The effect of (-)-deprenyl on the survival of axotomized adult murine facial motoneurons was investigated. Previously, (-)-deprenyl was shown to increase the number of rat facial motoneurons (FMns) surviving after axotomy at postnatal day 14, apparently by compensating for the loss of muscle-derived trophic factor. In the present study, three different strains of adult mice--A/J, C57BL/6J, and a congenic substrain of the C57BL/6J mice, the C57BL/Mnd mutants--underwent unilateral facial nerve transection.
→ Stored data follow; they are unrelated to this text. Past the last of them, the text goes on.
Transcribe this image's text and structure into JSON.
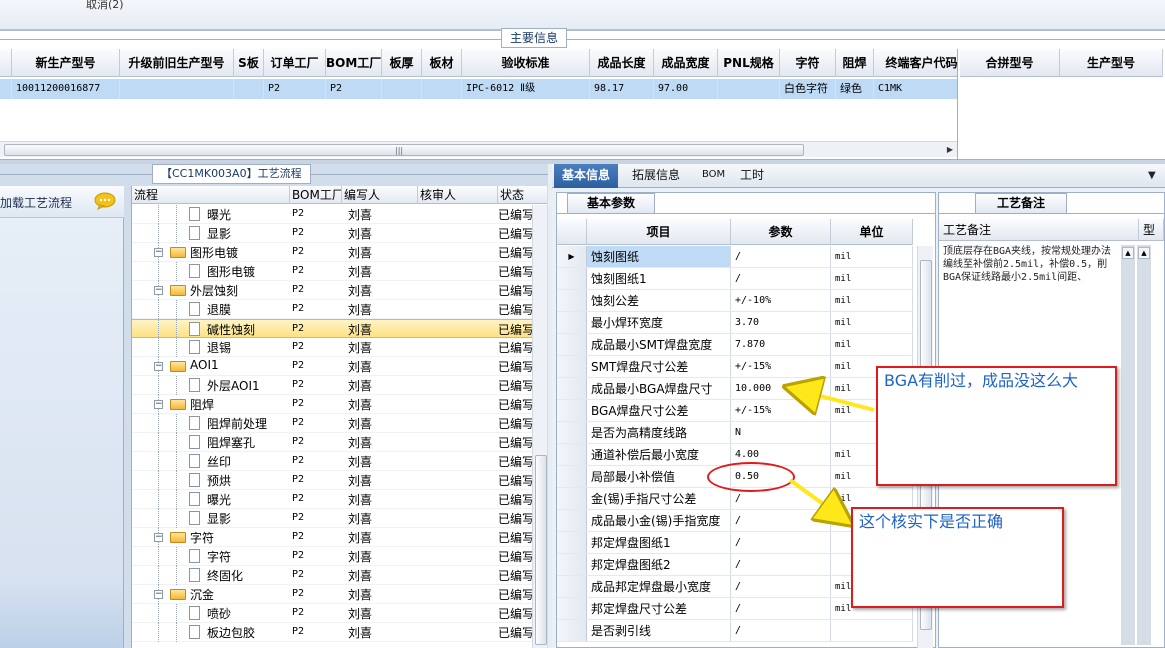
{
  "top": {
    "cancel_label": "取消(2)"
  },
  "main_info": {
    "legend": "主要信息",
    "columns": [
      "新生产型号",
      "升级前旧生产型号",
      "S板",
      "订单工厂",
      "BOM工厂",
      "板厚",
      "板材",
      "验收标准",
      "成品长度",
      "成品宽度",
      "PNL规格",
      "字符",
      "阻焊",
      "终端客户代码"
    ],
    "row": [
      "10011200016877",
      "",
      "",
      "P2",
      "P2",
      "",
      "",
      "IPC-6012 Ⅱ级",
      "98.17",
      "97.00",
      "",
      "白色字符",
      "绿色",
      "C1MK"
    ],
    "right_columns": [
      "合拼型号",
      "生产型号"
    ]
  },
  "flow": {
    "title": "【CC1MK003A0】工艺流程",
    "load_label": "加载工艺流程",
    "columns": [
      "流程",
      "BOM工厂",
      "编写人",
      "核审人",
      "状态"
    ],
    "rows": [
      {
        "name": "曝光",
        "level": 2,
        "type": "doc",
        "bom": "P2",
        "author": "刘喜",
        "status": "已编写"
      },
      {
        "name": "显影",
        "level": 2,
        "type": "doc",
        "bom": "P2",
        "author": "刘喜",
        "status": "已编写"
      },
      {
        "name": "图形电镀",
        "level": 1,
        "type": "folder",
        "bom": "P2",
        "author": "刘喜",
        "status": "已编写"
      },
      {
        "name": "图形电镀",
        "level": 2,
        "type": "doc",
        "bom": "P2",
        "author": "刘喜",
        "status": "已编写"
      },
      {
        "name": "外层蚀刻",
        "level": 1,
        "type": "folder",
        "bom": "P2",
        "author": "刘喜",
        "status": "已编写"
      },
      {
        "name": "退膜",
        "level": 2,
        "type": "doc",
        "bom": "P2",
        "author": "刘喜",
        "status": "已编写"
      },
      {
        "name": "碱性蚀刻",
        "level": 2,
        "type": "doc",
        "bom": "P2",
        "author": "刘喜",
        "status": "已编写",
        "selected": true
      },
      {
        "name": "退锡",
        "level": 2,
        "type": "doc",
        "bom": "P2",
        "author": "刘喜",
        "status": "已编写"
      },
      {
        "name": "AOI1",
        "level": 1,
        "type": "folder",
        "bom": "P2",
        "author": "刘喜",
        "status": "已编写"
      },
      {
        "name": "外层AOI1",
        "level": 2,
        "type": "doc",
        "bom": "P2",
        "author": "刘喜",
        "status": "已编写"
      },
      {
        "name": "阻焊",
        "level": 1,
        "type": "folder",
        "bom": "P2",
        "author": "刘喜",
        "status": "已编写"
      },
      {
        "name": "阻焊前处理",
        "level": 2,
        "type": "doc",
        "bom": "P2",
        "author": "刘喜",
        "status": "已编写"
      },
      {
        "name": "阻焊塞孔",
        "level": 2,
        "type": "doc",
        "bom": "P2",
        "author": "刘喜",
        "status": "已编写"
      },
      {
        "name": "丝印",
        "level": 2,
        "type": "doc",
        "bom": "P2",
        "author": "刘喜",
        "status": "已编写"
      },
      {
        "name": "预烘",
        "level": 2,
        "type": "doc",
        "bom": "P2",
        "author": "刘喜",
        "status": "已编写"
      },
      {
        "name": "曝光",
        "level": 2,
        "type": "doc",
        "bom": "P2",
        "author": "刘喜",
        "status": "已编写"
      },
      {
        "name": "显影",
        "level": 2,
        "type": "doc",
        "bom": "P2",
        "author": "刘喜",
        "status": "已编写"
      },
      {
        "name": "字符",
        "level": 1,
        "type": "folder",
        "bom": "P2",
        "author": "刘喜",
        "status": "已编写"
      },
      {
        "name": "字符",
        "level": 2,
        "type": "doc",
        "bom": "P2",
        "author": "刘喜",
        "status": "已编写"
      },
      {
        "name": "终固化",
        "level": 2,
        "type": "doc",
        "bom": "P2",
        "author": "刘喜",
        "status": "已编写"
      },
      {
        "name": "沉金",
        "level": 1,
        "type": "folder",
        "bom": "P2",
        "author": "刘喜",
        "status": "已编写"
      },
      {
        "name": "喷砂",
        "level": 2,
        "type": "doc",
        "bom": "P2",
        "author": "刘喜",
        "status": "已编写"
      },
      {
        "name": "板边包胶",
        "level": 2,
        "type": "doc",
        "bom": "P2",
        "author": "刘喜",
        "status": "已编写"
      }
    ]
  },
  "detail": {
    "tabs": [
      "基本信息",
      "拓展信息",
      "BOM",
      "工时"
    ],
    "params_tab": "基本参数",
    "params_columns": [
      "项目",
      "参数",
      "单位"
    ],
    "params": [
      {
        "item": "蚀刻图纸",
        "value": "/",
        "unit": "mil"
      },
      {
        "item": "蚀刻图纸1",
        "value": "/",
        "unit": "mil"
      },
      {
        "item": "蚀刻公差",
        "value": "+/-10%",
        "unit": "mil"
      },
      {
        "item": "最小焊环宽度",
        "value": "3.70",
        "unit": "mil"
      },
      {
        "item": "成品最小SMT焊盘宽度",
        "value": "7.870",
        "unit": "mil"
      },
      {
        "item": "SMT焊盘尺寸公差",
        "value": "+/-15%",
        "unit": "mil"
      },
      {
        "item": "成品最小BGA焊盘尺寸",
        "value": "10.000",
        "unit": "mil"
      },
      {
        "item": "BGA焊盘尺寸公差",
        "value": "+/-15%",
        "unit": "mil"
      },
      {
        "item": "是否为高精度线路",
        "value": "N",
        "unit": ""
      },
      {
        "item": "通道补偿后最小宽度",
        "value": "4.00",
        "unit": "mil"
      },
      {
        "item": "局部最小补偿值",
        "value": "0.50",
        "unit": "mil"
      },
      {
        "item": "金(锡)手指尺寸公差",
        "value": "/",
        "unit": "mil"
      },
      {
        "item": "成品最小金(锡)手指宽度",
        "value": "/",
        "unit": ""
      },
      {
        "item": "邦定焊盘图纸1",
        "value": "/",
        "unit": ""
      },
      {
        "item": "邦定焊盘图纸2",
        "value": "/",
        "unit": ""
      },
      {
        "item": "成品邦定焊盘最小宽度",
        "value": "/",
        "unit": "mil"
      },
      {
        "item": "邦定焊盘尺寸公差",
        "value": "/",
        "unit": "mil"
      },
      {
        "item": "是否剥引线",
        "value": "/",
        "unit": ""
      }
    ],
    "notes_tab": "工艺备注",
    "notes_columns": [
      "工艺备注",
      "型"
    ],
    "notes_text": "顶底层存在BGA夹线，按常规处理办法编线至补偿前2.5mil，补偿0.5，削BGA保证线路最小2.5mil间距、"
  },
  "annotations": {
    "callout_1": "BGA有削过，成品没这么大",
    "callout_2": "这个核实下是否正确"
  },
  "colors": {
    "accent": "#2c5f9e",
    "selection": "#bedaf5",
    "annotation_red": "#e01b1b",
    "annotation_text": "#1e63c8"
  }
}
FMns were counted from serial sections taken through the entire length of the facial nuclei ipsilateral and contralateral to the facial nerve transections in animals sacrificed 21 days after axotomy. Subgroups of C57BL/6J and Mnd mutants were treated with either saline or 1.0 mg/kg (-)-deprenyl for 21 days. Another subgroup of Mnd mutants were treated with the metabolites of (-)-deprenyl, a mixture of (-)-amphetamine and (-)-methamphetamine, at a dosage equimolar to 1.0 mg/kg (-)-deprenyl. The number of surviving facial motoneurons in the A/J strain was 90% of unlesioned, control values which supports previous findings that adult FMns receive adequate trophic support and thus can survive loss of muscle-derived trophic support. In the C57BL/6J strain, the facial motoneuron survival was 35% and (-)-deprenyl increased the survival to 50.5%. Mnd mutants showed 62.4% survival; however, (-)-deprenyl decreased the number of motoneurons to 54.9% and amphetamine and methamphetamine treatment further decreased the motoneuron survival to 41.1%. These findings show that FMns in the Mnd mutants and their parental strain, C57BL/6J mice, show greater vulnerability to axotomy as compared to other adult strains of mice. The vulnerability is similar to that found in early postnatal life. (-)-Deprenyl increases the survival of the axotomized C57BL/6J FMns but its major metabolites, (-)-methamphetamine and (-)-amphetamine, further decrease FMn survival in the C57BL/Mnd mutants, possibly due to the induction of neurotoxic proteins causing programmed neuronal death. The efficacy of (-)-deprenyl in increasing the survival of damaged neurons would be expected to decrease as dosage increased above the dosage sufficient to induce maximum neuronal rescue (approximately 0.01 mg/kg) but would decrease as the dosage exceeded that necessary to produce toxic concentrations of the metabolites of (-)-deprenyl (1.0 mg/kg in this study).